U.S. pork producers could be hard hit by public reaction to the outbreak of so called "Swine Flu" that originated in Mexico. Already, several countries including China have halted pork imports from countries where the flu strain has been found, including Mexico and some parts of the U.S. However, cooking Pork will kill the virus, so in theory, this should have no impact on pork consumption. Nevertheless, just like the Mad Cow scare that was prevalent several years ago, it is hard to prevent initial consumers' fears, and traders have turned sellers in Lean Hog futures, causing nearby futures to plunge the 3-cent limit. Although emotions can affect prices initially, longer-term factors such as weak economic conditions and smaller Hog herds will be a greater factor on Hog prices this year. Near-term, the most active June Hog futures continue to trade at a large premium to the CME 2-day Lean Hog index, which could spell further futures price weakness. Pork-cutout values may continue to trend lower, especially if consumers initially balk at buying pork until they can be re-assured that it is safe. Although Hog futures might initially be in the spotlight, other markets such as the Grains and Energies are also affected by this Flu outbreak, with potentially lower livestock feed demand hurting Corn and Soybean Meal prices and reduced travel curtailing jet fuel and gasoline demand.

Trading Idea

Given the potential for nearby Pork demand to fall sharply as swine flu fears filter their way through the media, some traders may wish to consider bear spreads in Lean Hog Futures.

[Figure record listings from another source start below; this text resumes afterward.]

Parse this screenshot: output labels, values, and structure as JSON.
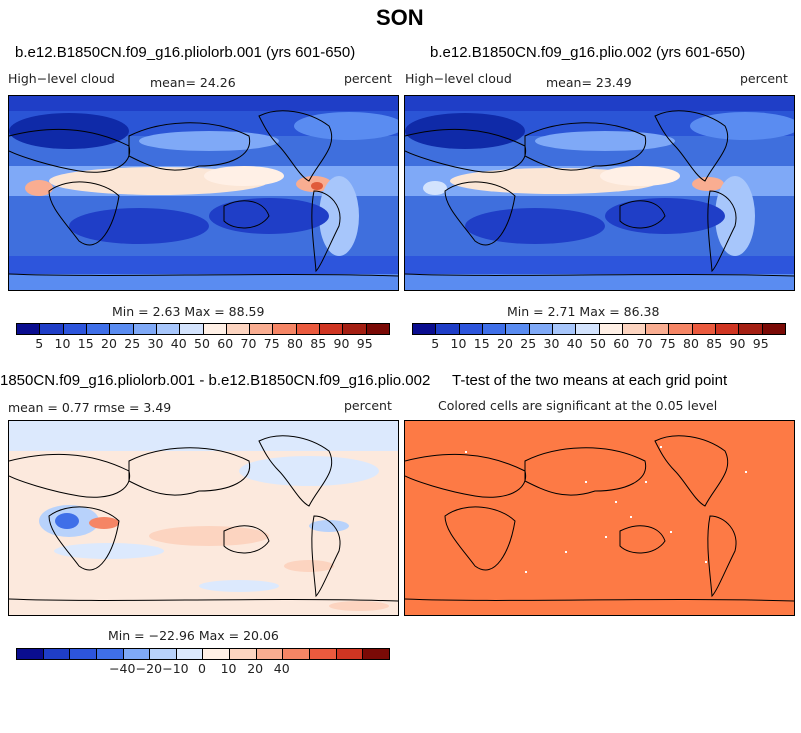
{
  "figure": {
    "season_title": "SON"
  },
  "panel1": {
    "title": "b.e12.B1850CN.f09_g16.pliolorb.001 (yrs 601-650)",
    "left_label": "High−level cloud",
    "mean_label": "mean=  24.26",
    "units": "percent",
    "minmax": "Min =   2.63 Max =  88.59",
    "colors": {
      "ocean": "#3f6fdd",
      "band": "#fbe6d6",
      "hot": "#e05a3a"
    }
  },
  "panel2": {
    "title": "b.e12.B1850CN.f09_g16.plio.002 (yrs 601-650)",
    "left_label": "High−level cloud",
    "mean_label": "mean=  23.49",
    "units": "percent",
    "minmax": "Min =   2.71 Max =  86.38"
  },
  "panel3": {
    "title": "1850CN.f09_g16.pliolorb.001 - b.e12.B1850CN.f09_g16.plio.002",
    "stats_label": "mean =   0.77    rmse =   3.49",
    "units": "percent",
    "minmax": "Min = −22.96 Max =  20.06",
    "colors": {
      "background": "#fce9dd",
      "neg": "#cfe0fb",
      "pos": "#f8b39a"
    }
  },
  "panel4": {
    "title": "T-test of the two means at each grid point",
    "subtitle": "Colored cells are significant at the 0.05 level",
    "colors": {
      "fill": "#fd7a45"
    }
  },
  "colorbar_abs": {
    "labels": [
      "5",
      "10",
      "15",
      "20",
      "25",
      "30",
      "40",
      "50",
      "60",
      "70",
      "75",
      "80",
      "85",
      "90",
      "95"
    ],
    "colors": [
      "#0a0d8f",
      "#1f3ec7",
      "#2d55dc",
      "#3f6fe8",
      "#5a8cf1",
      "#7fa9f7",
      "#a7c6fb",
      "#d3e3fd",
      "#fff0e6",
      "#fcd4c0",
      "#f9ad91",
      "#f58565",
      "#ea5a3e",
      "#cf3522",
      "#a41f13",
      "#7a0a06"
    ]
  },
  "colorbar_diff": {
    "labels": [
      "−40",
      "−20",
      "−10",
      "0",
      "10",
      "20",
      "40"
    ],
    "colors": [
      "#0a0d8f",
      "#1f3ec7",
      "#2d55dc",
      "#3f6fe8",
      "#7fa9f7",
      "#b8d2fb",
      "#dce9fd",
      "#fff0e6",
      "#fcd4c0",
      "#f9ad91",
      "#f58565",
      "#ea5a3e",
      "#cf3522",
      "#7a0a06"
    ]
  }
}
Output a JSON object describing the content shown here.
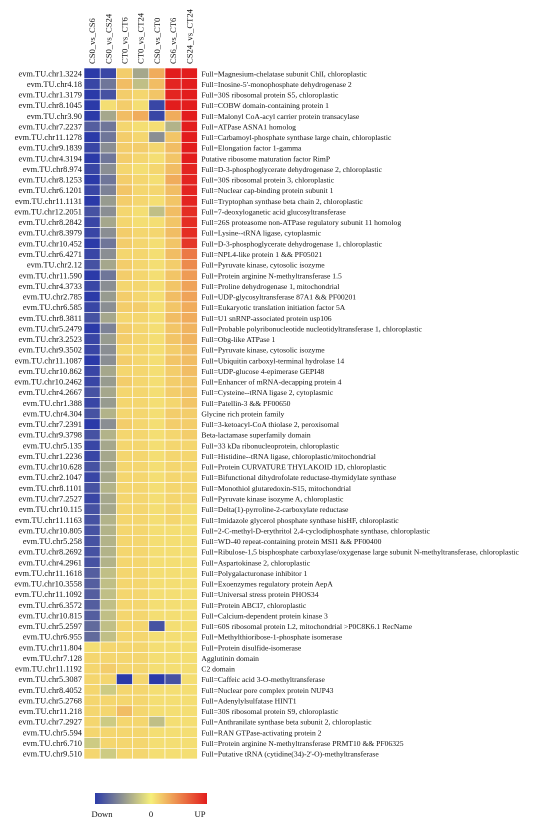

An example of one such trade is selling June Lean Hogs and buying August Lean Hogs. Traders would want to see the price differential between August and June Hogs widen. As of this writing, August Hogs were trading at a 0.95-cent premium to June. Traders should remember that spread trading may not necessarily be less risky than trading outright futures positions, and it is possible for one trading month to be trading higher and another trading lower at the same time.

Technicals

Looking at the daily chart for June Hogs, we notice both the near and long-term trends were already heading lower before the major media attention regarding 'Swine Flu" hit over the weekend. Monday's near limit down opening has left a major gap in the daily charts that will act as resistance for the June contract. Prices are now well below both the 20 day 100-day moving averages, and momentum as measured by the 14-day RSI has nearly reached oversold territory with a current reading of 30.78. 65.00 is the next support point for June hogs, with the Gap at 71.10 acting as resistance.